Introduction. The frequency of recurrence after various types of surgical treatment of urethral strictures (US), according to the literature, ranges from 15,6 to 36,4%.
The main goal of this study was to evaluate predictors of recurrence after surgical treatment of US.
Materials and methods. Analysis of the treatment results of 206 patients who underwent one of the surgical treatment types between 2010 and 2019. Three groups of patients included visual internal urethrotomy (VIU), anastomotic urethroplasty or buccal mucosa graft urethroplasty. Statistical analysis using univariate and multivariate analysis, χ2-test, odds ratio was used to evaluate the results. ROC – analysis was performed to determine the significance of the stricture length in the recurrence rate.
Results.
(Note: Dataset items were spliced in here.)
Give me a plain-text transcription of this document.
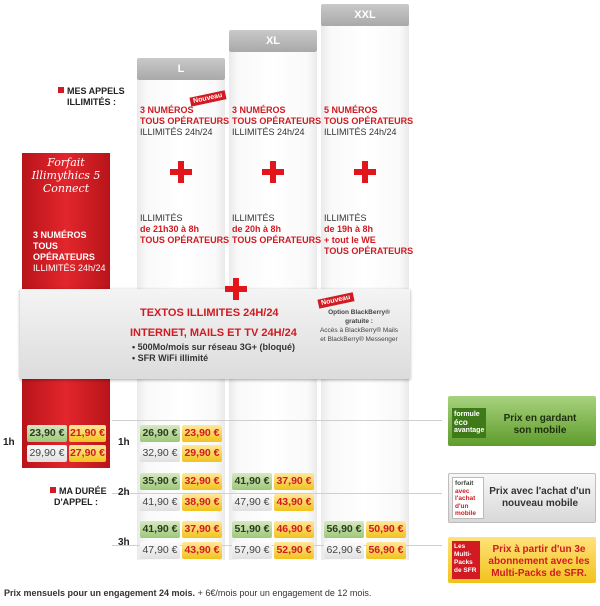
L
XL
XXL
MES APPELS
ILLIMITÉS :
MA DURÉE
D'APPEL :
Forfait
Illimythics 5
Connect
3 NUMÉROS
TOUS
OPÉRATEURS
ILLIMITÉS 24h/24
Nouveau
3 NUMÉROS
TOUS OPÉRATEURS
ILLIMITÉS 24h/24
ILLIMITÉS
de 21h30 à 8h
TOUS OPÉRATEURS
3 NUMÉROS
TOUS OPÉRATEURS
ILLIMITÉS 24h/24
ILLIMITÉS
de 20h à 8h
TOUS OPÉRATEURS
5 NUMÉROS
TOUS OPÉRATEURS
ILLIMITÉS 24h/24
ILLIMITÉS
de 19h à 8h
+ tout le WE
TOUS OPÉRATEURS
TEXTOS ILLIMITES 24H/24
INTERNET, MAILS ET TV 24H/24
• 500Mo/mois sur réseau 3G+ (bloqué)
• SFR WiFi illimité
Nouveau
Option BlackBerry®
gratuite :
Accès à BlackBerry® Mails
et BlackBerry® Messenger
1h	1h
2h
3h
23,90 € 21,90 €
29,90 € 27,90 €
26,90 € 23,90 €
32,90 € 29,90 €
35,90 € 32,90 €
41,90 € 38,90 €
41,90 € 37,90 €
47,90 € 43,90 €
41,90 € 37,90 €
47,90 € 43,90 €
51,90 € 46,90 €
57,90 € 52,90 €
56,90 € 50,90 €
62,90 € 56,90 €
formule
éco
avantage
Prix en gardant
son mobile
forfait
avec
l'achat
d'un
mobile
Prix avec l'achat d'un
nouveau mobile
Les
Multi-
Packs
de SFR
Prix à partir d'un 3e
abonnement avec les
Multi-Packs de SFR.
Prix mensuels pour un engagement 24 mois. + 6€/mois pour un engagement de 12 mois.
The main predictors of recurrence were: length (p=0,037), multifocal US (p=0,039), recurrent (p=0,016) strictures, number of previous operations (p=0,041), etiology (p=0,042) – in the group VIU; localization (p=0,044), obliteration of the urethra (p=0,018) – after anastomotic urethroplasty; patient age (p=0,005), multifocal type of US (p=0,014) – after buccal mucosa graft urethroplasty.
Conclusions. The overall success rate in patients of the three groups after undergoing types of surgical treatment in the short-term period was 73,27%, in the long-term period – 62,94%.